Enhancing and Enjoying Your Coyo
I like plain yogurt, but you could enhance the taste with vanilla and sweeteners like maple syrup, honey or coconut nectar. Layer it up in a parfait with juicy fruits such as mango and berries, or use it to thicken smoothies or salad dressings. When fermented, the coconut taste mellows out and takes on the tart taste of yogurt.
This is a Piña Colada pineapple passionfruit parfait with sprouted Matcha buckwheat granola. Cheers to coconuts, gut health and a healthy, happy 2015!
- 1½ cups young coconut flesh, cleaned and removed of any brown bits
- ½ teaspoon (1 capsule) probiotic powder
- 1-3 tablespoons nut paste eg. cashew or almond (if you like Greek yogurt consistency)
- 1-2 teaspoons sweetener (to enhance after fermentation)
- 1 teaspoon lemon juice (to enhance after fermentation)
- ½ teaspoon vanilla (to enhance after fermentation)
- Place the young coconut flesh (and nut paste, if using) in a blender. Blend on high until no lumps remain.
- Sprinkle in the probiotic powder and whirl a few times to mix.
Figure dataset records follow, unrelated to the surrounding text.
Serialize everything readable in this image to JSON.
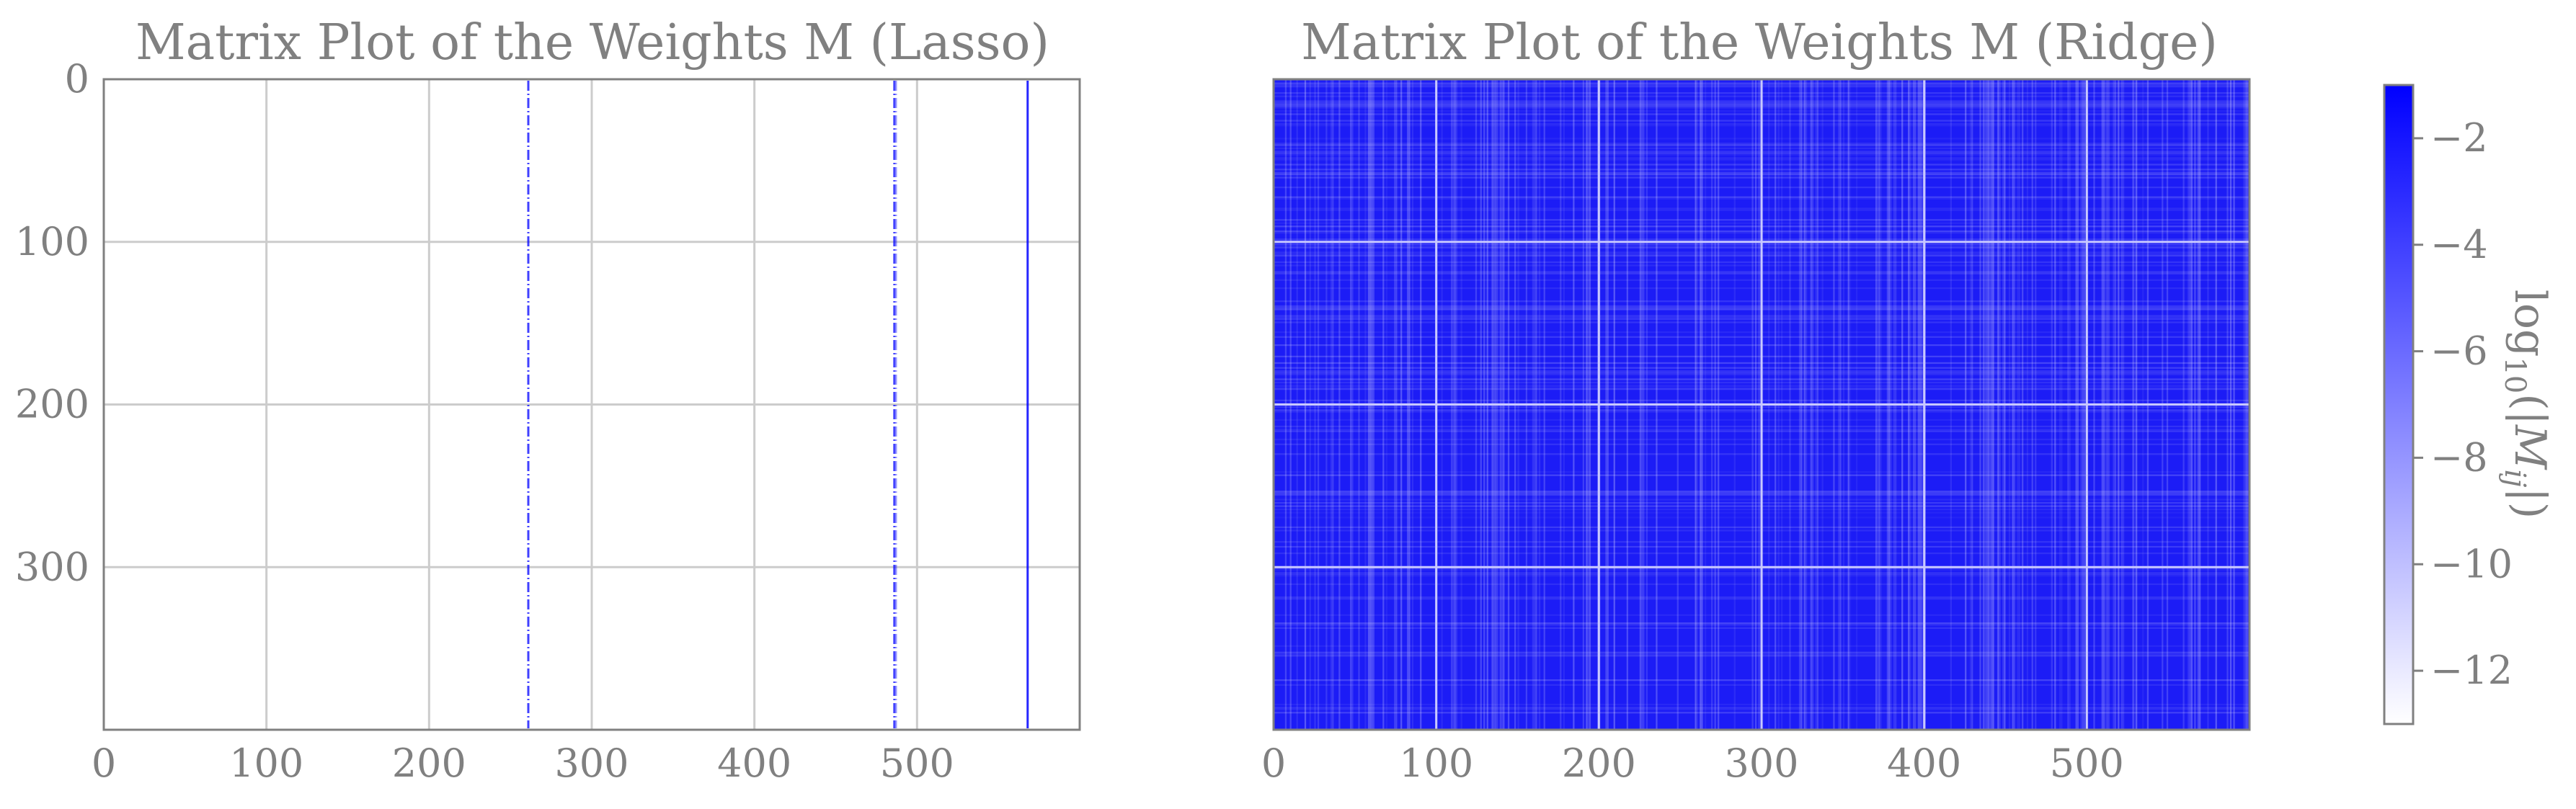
{
  "figure": {
    "colorbar": {
      "label": "log10(|Mij|)",
      "label_parts": {
        "base": "log",
        "sub": "10",
        "open": "(|",
        "var": "M",
        "var_sub": "ij",
        "close": "|)"
      },
      "range": [
        -13,
        -1
      ],
      "ticks": [
        -2,
        -4,
        -6,
        -8,
        -10,
        -12
      ],
      "tick_labels": [
        "−2",
        "−4",
        "−6",
        "−8",
        "−10",
        "−12"
      ],
      "colormap": {
        "low": "#ffffff",
        "high": "#0000ff"
      }
    }
  },
  "chart_data": [
    {
      "type": "heatmap",
      "title": "Matrix Plot of the Weights M (Lasso)",
      "xlabel": "",
      "ylabel": "",
      "xlim": [
        0,
        600
      ],
      "ylim": [
        400,
        0
      ],
      "x_ticks": [
        0,
        100,
        200,
        300,
        400,
        500
      ],
      "x_tick_labels": [
        "0",
        "100",
        "200",
        "300",
        "400",
        "500"
      ],
      "y_ticks": [
        0,
        100,
        200,
        300
      ],
      "y_tick_labels": [
        "0",
        "100",
        "200",
        "300"
      ],
      "grid": true,
      "description_of_values": "Almost all weights are zero (white); only a few columns carry nonzero weights",
      "nonzero_columns": [
        {
          "column": 261,
          "pattern": "dashed",
          "intensity": 0.75
        },
        {
          "column": 486,
          "pattern": "dashed",
          "intensity": 0.7
        },
        {
          "column": 487,
          "pattern": "dashed",
          "intensity": 0.4
        },
        {
          "column": 568,
          "pattern": "solid",
          "intensity": 0.85
        }
      ]
    },
    {
      "type": "heatmap",
      "title": "Matrix Plot of the Weights M (Ridge)",
      "xlabel": "",
      "ylabel": "",
      "xlim": [
        0,
        600
      ],
      "ylim": [
        400,
        0
      ],
      "x_ticks": [
        0,
        100,
        200,
        300,
        400,
        500
      ],
      "x_tick_labels": [
        "0",
        "100",
        "200",
        "300",
        "400",
        "500"
      ],
      "y_ticks": [
        0,
        100,
        200,
        300
      ],
      "grid": true,
      "description_of_values": "Dense matrix: nearly every weight is nonzero with log10(|Mij|) mostly between -1 and -3 (strong blue), with fine lighter streaks"
    }
  ]
}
- Pour out the mixture into a clean fermentation jar or glass bowl. Place in the oven or dehydrator set to 40-45 degrees Celsius (about 110 degrees Farenheit). Let it ferment for 1-2 days. Check occasionally. After 12 hours a film should have formed over the surface. You may choose to scrape it away or simply stir it back in. Taste. Once it reaches your desired tartness and thickness, proceed to add sweeteners/enhancers, if using.
- Store in the refrigerator for at most 5 days. The yogurt may taste sweeter and less tart over time as the bacteria die.
Textbook of Bacteriology. Lactic Acid Bacteria.